His Majesty Boranu rules a small kingdom in northern Cameroon. He was forced to accept the position due to his family’s imposition. According to local tradition, three branches alternate rigorously on the throne. If you miss your turn, you’ll have to wait years before it’s your turn again. The elders concluded that he was the most suitable. He obeyed because he did not want to arouse the anger and curses of his people. But he is not happy.
Before being summoned by the family council, he lived quietly near Paris. When he was young he emigrated to France. He settled there and started a family. He had a good job at the French Post Office and his wife ran her own hair salon. They lived well. All three children were studying at university. All his dreams of progress were coming true. Furthermore, he never forgot his people in the town. He built a large family home, sent money and helped pay for schools, weddings and funerals or any other demand that came his way.
He never imagined that the last request would be so bitter. It meant leaving the life he had built for years and returning to his town, a forgotten place among the mountains. Even so, he had no choice but to obey and assume the role that the family entrusted to him.
His wife and children have never understood his decision. They have banished him from their lives. They were present during the coronation and have not returned. They don’t want to know anything about that lost village where there are only fields of millet and goats. They don’t talk to him. They don’t even answer your calls. He has stopped insisting.
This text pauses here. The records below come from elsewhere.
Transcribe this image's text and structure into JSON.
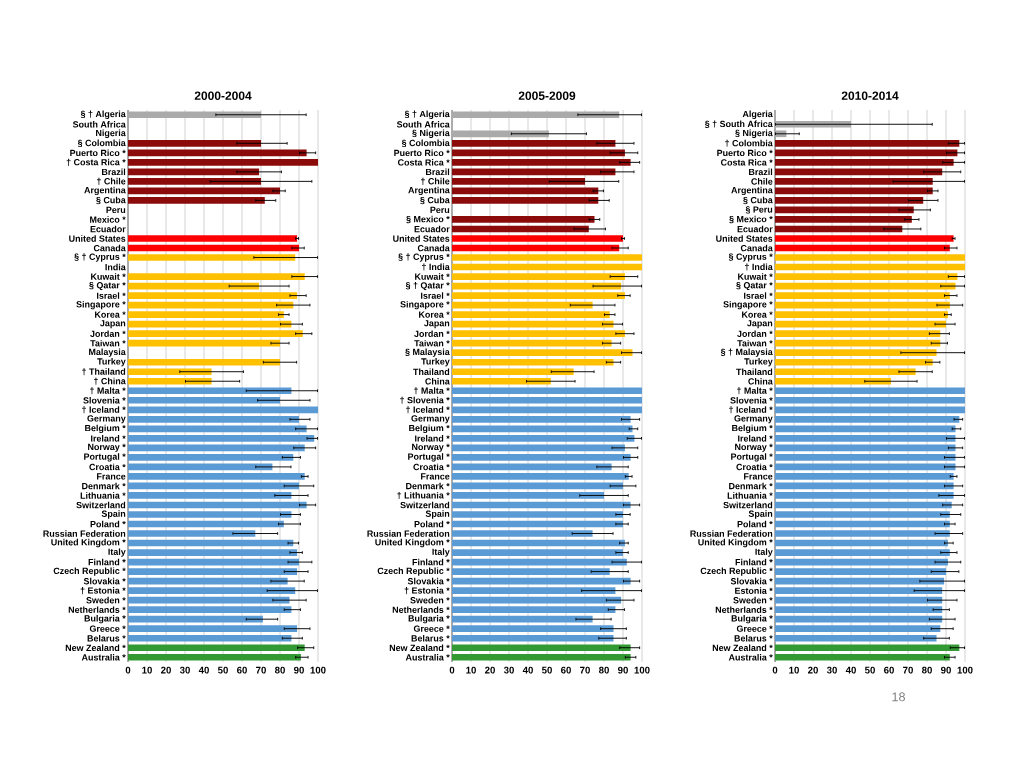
{
  "chart_data": [
    {
      "type": "bar",
      "orientation": "horizontal",
      "title": "2000-2004",
      "grid": "x",
      "xlim": [
        0,
        100
      ],
      "xticks": [
        0,
        10,
        20,
        30,
        40,
        50,
        60,
        70,
        80,
        90,
        100
      ],
      "categories": [
        "§ † Algeria",
        "South Africa",
        "Nigeria",
        "§  Colombia",
        "Puerto Rico *",
        "† Costa Rica *",
        "Brazil",
        "† Chile",
        "Argentina",
        "§  Cuba",
        "Peru",
        "Mexico *",
        "Ecuador",
        "United States",
        "Canada",
        "§ † Cyprus *",
        "India",
        "Kuwait *",
        "§  Qatar *",
        "Israel *",
        "Singapore *",
        "Korea *",
        "Japan",
        "Jordan *",
        "Taiwan *",
        "Malaysia",
        "Turkey",
        "† Thailand",
        "† China",
        "† Malta *",
        "Slovenia *",
        "† Iceland *",
        "Germany",
        "Belgium *",
        "Ireland *",
        "Norway *",
        "Portugal *",
        "Croatia *",
        "France",
        "Denmark *",
        "Lithuania *",
        "Switzerland",
        "Spain",
        "Poland *",
        "Russian Federation",
        "United Kingdom *",
        "Italy",
        "Finland *",
        "Czech Republic *",
        "Slovakia *",
        "† Estonia *",
        "Sweden *",
        "Netherlands *",
        "Bulgaria *",
        "Greece *",
        "Belarus *",
        "New Zealand *",
        "Australia *"
      ],
      "values": [
        70,
        null,
        null,
        70,
        94,
        100,
        69,
        70,
        80,
        72,
        null,
        null,
        null,
        89,
        90,
        88,
        null,
        93,
        69,
        89,
        87,
        82,
        86,
        92,
        80,
        null,
        80,
        44,
        44,
        86,
        80,
        100,
        90,
        94,
        98,
        93,
        87,
        76,
        93,
        90,
        86,
        94,
        86,
        82,
        67,
        87,
        89,
        90,
        89,
        84,
        88,
        85,
        86,
        71,
        89,
        86,
        93,
        91
      ],
      "errors": [
        [
          46,
          94
        ],
        null,
        null,
        [
          57,
          84
        ],
        [
          90,
          99
        ],
        null,
        [
          57,
          81
        ],
        [
          43,
          97
        ],
        [
          76,
          83
        ],
        [
          67,
          78
        ],
        null,
        null,
        null,
        [
          88,
          90
        ],
        [
          86,
          93
        ],
        [
          66,
          100
        ],
        null,
        [
          86,
          100
        ],
        [
          53,
          85
        ],
        [
          85,
          94
        ],
        [
          78,
          96
        ],
        [
          79,
          85
        ],
        [
          80,
          92
        ],
        [
          88,
          97
        ],
        [
          75,
          85
        ],
        null,
        [
          71,
          89
        ],
        [
          27,
          61
        ],
        [
          30,
          59
        ],
        [
          62,
          100
        ],
        [
          68,
          96
        ],
        null,
        [
          85,
          96
        ],
        [
          88,
          100
        ],
        [
          94,
          100
        ],
        [
          87,
          99
        ],
        [
          81,
          91
        ],
        [
          67,
          86
        ],
        [
          91,
          95
        ],
        [
          82,
          98
        ],
        [
          77,
          95
        ],
        [
          90,
          99
        ],
        [
          80,
          91
        ],
        [
          79,
          91
        ],
        [
          55,
          79
        ],
        [
          84,
          90
        ],
        [
          85,
          92
        ],
        [
          84,
          97
        ],
        [
          82,
          95
        ],
        [
          75,
          93
        ],
        [
          73,
          100
        ],
        [
          76,
          94
        ],
        [
          82,
          91
        ],
        [
          62,
          79
        ],
        [
          82,
          96
        ],
        [
          81,
          92
        ],
        [
          89,
          98
        ],
        [
          88,
          95
        ]
      ],
      "colors": [
        "#aaaaaa",
        "#aaaaaa",
        "#aaaaaa",
        "#8b0a0a",
        "#8b0a0a",
        "#8b0a0a",
        "#8b0a0a",
        "#8b0a0a",
        "#8b0a0a",
        "#8b0a0a",
        "#8b0a0a",
        "#8b0a0a",
        "#8b0a0a",
        "#ff0000",
        "#ff0000",
        "#ffc000",
        "#ffc000",
        "#ffc000",
        "#ffc000",
        "#ffc000",
        "#ffc000",
        "#ffc000",
        "#ffc000",
        "#ffc000",
        "#ffc000",
        "#ffc000",
        "#ffc000",
        "#ffc000",
        "#ffc000",
        "#5b9bd5",
        "#5b9bd5",
        "#5b9bd5",
        "#5b9bd5",
        "#5b9bd5",
        "#5b9bd5",
        "#5b9bd5",
        "#5b9bd5",
        "#5b9bd5",
        "#5b9bd5",
        "#5b9bd5",
        "#5b9bd5",
        "#5b9bd5",
        "#5b9bd5",
        "#5b9bd5",
        "#5b9bd5",
        "#5b9bd5",
        "#5b9bd5",
        "#5b9bd5",
        "#5b9bd5",
        "#5b9bd5",
        "#5b9bd5",
        "#5b9bd5",
        "#5b9bd5",
        "#5b9bd5",
        "#5b9bd5",
        "#5b9bd5",
        "#339933",
        "#339933"
      ]
    },
    {
      "type": "bar",
      "orientation": "horizontal",
      "title": "2005-2009",
      "grid": "x",
      "xlim": [
        0,
        100
      ],
      "xticks": [
        0,
        10,
        20,
        30,
        40,
        50,
        60,
        70,
        80,
        90,
        100
      ],
      "categories": [
        "§ † Algeria",
        "South Africa",
        "§  Nigeria",
        "§  Colombia",
        "Puerto Rico *",
        "Costa Rica *",
        "Brazil",
        "† Chile",
        "Argentina",
        "§  Cuba",
        "Peru",
        "§  Mexico *",
        "Ecuador",
        "United States",
        "Canada",
        "§ † Cyprus *",
        "† India",
        "Kuwait *",
        "§ † Qatar *",
        "Israel *",
        "Singapore *",
        "Korea *",
        "Japan",
        "Jordan *",
        "Taiwan *",
        "§  Malaysia",
        "Turkey",
        "Thailand",
        "China",
        "† Malta *",
        "† Slovenia *",
        "† Iceland *",
        "Germany",
        "Belgium *",
        "Ireland *",
        "Norway *",
        "Portugal *",
        "Croatia *",
        "France",
        "Denmark *",
        "† Lithuania *",
        "Switzerland",
        "Spain",
        "Poland *",
        "Russian Federation",
        "United Kingdom *",
        "Italy",
        "Finland *",
        "Czech Republic *",
        "Slovakia *",
        "† Estonia *",
        "Sweden *",
        "Netherlands *",
        "Bulgaria *",
        "Greece *",
        "Belarus *",
        "New Zealand *",
        "Australia *"
      ],
      "values": [
        88,
        null,
        51,
        86,
        91,
        94,
        86,
        70,
        77,
        77,
        null,
        75,
        72,
        90,
        88,
        100,
        100,
        91,
        89,
        91,
        74,
        83,
        85,
        91,
        84,
        95,
        85,
        64,
        52,
        100,
        100,
        100,
        94,
        95,
        96,
        91,
        94,
        84,
        93,
        90,
        80,
        94,
        90,
        90,
        74,
        91,
        90,
        92,
        83,
        94,
        86,
        89,
        86,
        74,
        85,
        85,
        94,
        94
      ],
      "errors": [
        [
          66,
          100
        ],
        null,
        [
          31,
          71
        ],
        [
          76,
          96
        ],
        [
          83,
          98
        ],
        [
          88,
          99
        ],
        [
          78,
          96
        ],
        [
          51,
          88
        ],
        [
          74,
          80
        ],
        [
          72,
          83
        ],
        null,
        [
          72,
          78
        ],
        [
          64,
          81
        ],
        [
          89,
          91
        ],
        [
          84,
          93
        ],
        null,
        null,
        [
          83,
          98
        ],
        [
          74,
          100
        ],
        [
          87,
          94
        ],
        [
          62,
          86
        ],
        [
          80,
          86
        ],
        [
          79,
          90
        ],
        [
          86,
          96
        ],
        [
          79,
          89
        ],
        [
          89,
          100
        ],
        [
          81,
          89
        ],
        [
          52,
          75
        ],
        [
          39,
          65
        ],
        null,
        null,
        null,
        [
          89,
          99
        ],
        [
          93,
          98
        ],
        [
          92,
          100
        ],
        [
          84,
          98
        ],
        [
          90,
          98
        ],
        [
          76,
          93
        ],
        [
          91,
          95
        ],
        [
          83,
          97
        ],
        [
          67,
          93
        ],
        [
          90,
          99
        ],
        [
          86,
          94
        ],
        [
          86,
          93
        ],
        [
          63,
          85
        ],
        [
          88,
          93
        ],
        [
          86,
          93
        ],
        [
          84,
          100
        ],
        [
          73,
          93
        ],
        [
          90,
          99
        ],
        [
          68,
          100
        ],
        [
          81,
          96
        ],
        [
          82,
          91
        ],
        [
          65,
          84
        ],
        [
          78,
          92
        ],
        [
          77,
          92
        ],
        [
          88,
          99
        ],
        [
          91,
          97
        ]
      ],
      "colors": [
        "#aaaaaa",
        "#aaaaaa",
        "#aaaaaa",
        "#8b0a0a",
        "#8b0a0a",
        "#8b0a0a",
        "#8b0a0a",
        "#8b0a0a",
        "#8b0a0a",
        "#8b0a0a",
        "#8b0a0a",
        "#8b0a0a",
        "#8b0a0a",
        "#ff0000",
        "#ff0000",
        "#ffc000",
        "#ffc000",
        "#ffc000",
        "#ffc000",
        "#ffc000",
        "#ffc000",
        "#ffc000",
        "#ffc000",
        "#ffc000",
        "#ffc000",
        "#ffc000",
        "#ffc000",
        "#ffc000",
        "#ffc000",
        "#5b9bd5",
        "#5b9bd5",
        "#5b9bd5",
        "#5b9bd5",
        "#5b9bd5",
        "#5b9bd5",
        "#5b9bd5",
        "#5b9bd5",
        "#5b9bd5",
        "#5b9bd5",
        "#5b9bd5",
        "#5b9bd5",
        "#5b9bd5",
        "#5b9bd5",
        "#5b9bd5",
        "#5b9bd5",
        "#5b9bd5",
        "#5b9bd5",
        "#5b9bd5",
        "#5b9bd5",
        "#5b9bd5",
        "#5b9bd5",
        "#5b9bd5",
        "#5b9bd5",
        "#5b9bd5",
        "#5b9bd5",
        "#5b9bd5",
        "#339933",
        "#339933"
      ]
    },
    {
      "type": "bar",
      "orientation": "horizontal",
      "title": "2010-2014",
      "grid": "x",
      "xlim": [
        0,
        100
      ],
      "xticks": [
        0,
        10,
        20,
        30,
        40,
        50,
        60,
        70,
        80,
        90,
        100
      ],
      "annotations": [
        "18"
      ],
      "categories": [
        "Algeria",
        "§ † South Africa",
        "§  Nigeria",
        "† Colombia",
        "Puerto Rico *",
        "Costa Rica *",
        "Brazil",
        "Chile",
        "Argentina",
        "§  Cuba",
        "§  Peru",
        "§  Mexico *",
        "Ecuador",
        "United States",
        "Canada",
        "§  Cyprus *",
        "† India",
        "Kuwait *",
        "§  Qatar *",
        "Israel *",
        "Singapore *",
        "Korea *",
        "Japan",
        "Jordan *",
        "Taiwan *",
        "§ † Malaysia",
        "Turkey",
        "Thailand",
        "China",
        "† Malta *",
        "Slovenia *",
        "† Iceland *",
        "Germany",
        "Belgium *",
        "Ireland *",
        "Norway *",
        "Portugal *",
        "Croatia *",
        "France",
        "Denmark *",
        "Lithuania *",
        "Switzerland",
        "Spain",
        "Poland *",
        "Russian Federation",
        "United Kingdom *",
        "Italy",
        "Finland *",
        "Czech Republic *",
        "Slovakia *",
        "Estonia *",
        "Sweden *",
        "Netherlands *",
        "Bulgaria *",
        "Greece *",
        "Belarus *",
        "New Zealand *",
        "Australia *"
      ],
      "values": [
        null,
        40,
        6,
        97,
        96,
        94,
        88,
        83,
        83,
        78,
        73,
        72,
        67,
        94,
        92,
        100,
        100,
        96,
        95,
        92,
        92,
        91,
        90,
        87,
        87,
        85,
        83,
        74,
        61,
        100,
        100,
        100,
        97,
        95,
        95,
        95,
        95,
        95,
        94,
        94,
        94,
        93,
        92,
        92,
        92,
        91,
        92,
        91,
        90,
        89,
        88,
        88,
        88,
        88,
        87,
        85,
        97,
        92
      ],
      "errors": [
        null,
        [
          0,
          83
        ],
        [
          0,
          13
        ],
        [
          91,
          100
        ],
        [
          90,
          100
        ],
        [
          88,
          100
        ],
        [
          78,
          98
        ],
        [
          62,
          100
        ],
        [
          80,
          86
        ],
        [
          70,
          86
        ],
        [
          65,
          82
        ],
        [
          68,
          76
        ],
        [
          57,
          77
        ],
        [
          93,
          95
        ],
        [
          89,
          96
        ],
        null,
        null,
        [
          91,
          100
        ],
        [
          87,
          100
        ],
        [
          89,
          96
        ],
        [
          85,
          99
        ],
        [
          89,
          93
        ],
        [
          84,
          95
        ],
        [
          81,
          92
        ],
        [
          82,
          91
        ],
        [
          66,
          100
        ],
        [
          79,
          87
        ],
        [
          65,
          83
        ],
        [
          47,
          75
        ],
        null,
        null,
        null,
        [
          94,
          99
        ],
        [
          93,
          98
        ],
        [
          90,
          100
        ],
        [
          91,
          99
        ],
        [
          89,
          100
        ],
        [
          89,
          100
        ],
        [
          92,
          96
        ],
        [
          89,
          99
        ],
        [
          86,
          100
        ],
        [
          88,
          99
        ],
        [
          87,
          98
        ],
        [
          89,
          95
        ],
        [
          84,
          99
        ],
        [
          89,
          94
        ],
        [
          87,
          96
        ],
        [
          84,
          98
        ],
        [
          82,
          97
        ],
        [
          76,
          100
        ],
        [
          73,
          100
        ],
        [
          80,
          96
        ],
        [
          83,
          92
        ],
        [
          81,
          95
        ],
        [
          82,
          94
        ],
        [
          78,
          92
        ],
        [
          92,
          100
        ],
        [
          89,
          95
        ]
      ],
      "colors": [
        "#aaaaaa",
        "#aaaaaa",
        "#aaaaaa",
        "#8b0a0a",
        "#8b0a0a",
        "#8b0a0a",
        "#8b0a0a",
        "#8b0a0a",
        "#8b0a0a",
        "#8b0a0a",
        "#8b0a0a",
        "#8b0a0a",
        "#8b0a0a",
        "#ff0000",
        "#ff0000",
        "#ffc000",
        "#ffc000",
        "#ffc000",
        "#ffc000",
        "#ffc000",
        "#ffc000",
        "#ffc000",
        "#ffc000",
        "#ffc000",
        "#ffc000",
        "#ffc000",
        "#ffc000",
        "#ffc000",
        "#ffc000",
        "#5b9bd5",
        "#5b9bd5",
        "#5b9bd5",
        "#5b9bd5",
        "#5b9bd5",
        "#5b9bd5",
        "#5b9bd5",
        "#5b9bd5",
        "#5b9bd5",
        "#5b9bd5",
        "#5b9bd5",
        "#5b9bd5",
        "#5b9bd5",
        "#5b9bd5",
        "#5b9bd5",
        "#5b9bd5",
        "#5b9bd5",
        "#5b9bd5",
        "#5b9bd5",
        "#5b9bd5",
        "#5b9bd5",
        "#5b9bd5",
        "#5b9bd5",
        "#5b9bd5",
        "#5b9bd5",
        "#5b9bd5",
        "#5b9bd5",
        "#339933",
        "#339933"
      ]
    }
  ]
}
His Majesty Boranu lives in the royal palace. A labyrinthine succession of patios and adobe rooms with tin roofs that need to be renovated. No electricity or running water. It subsists on the taxes it collects. Furthermore, the young men are obliged to work the royal fields and take care of their flocks. That is the only wealth of the king.
Every day, His Majesty sits on the throne listening to the complaints and pleas of his vassals. Advise and make judgments. Issues of land, livestock, infidelities or breaking traditions are the most frequent cases. He confesses to being bored of always hearing the same thing.
He has four concubines, daughters or granddaughters of the elders of the kingdom, who offered them to him so he could be related to the royal house. He claims that he only calls them to his room to fulfill his mission of generating new heirs to the throne that give more power to his family branch, but he finds no pleasure in it.
In the afternoons he walks, followed by two guards, through the town’s fields. He dreams of returning to his life in Paris, recovering his family and sitting in a bar having a beer with friends. But it’s impossible. If he resigned from office, the family curse would follow him wherever he went. He has no choice but to accept his fate.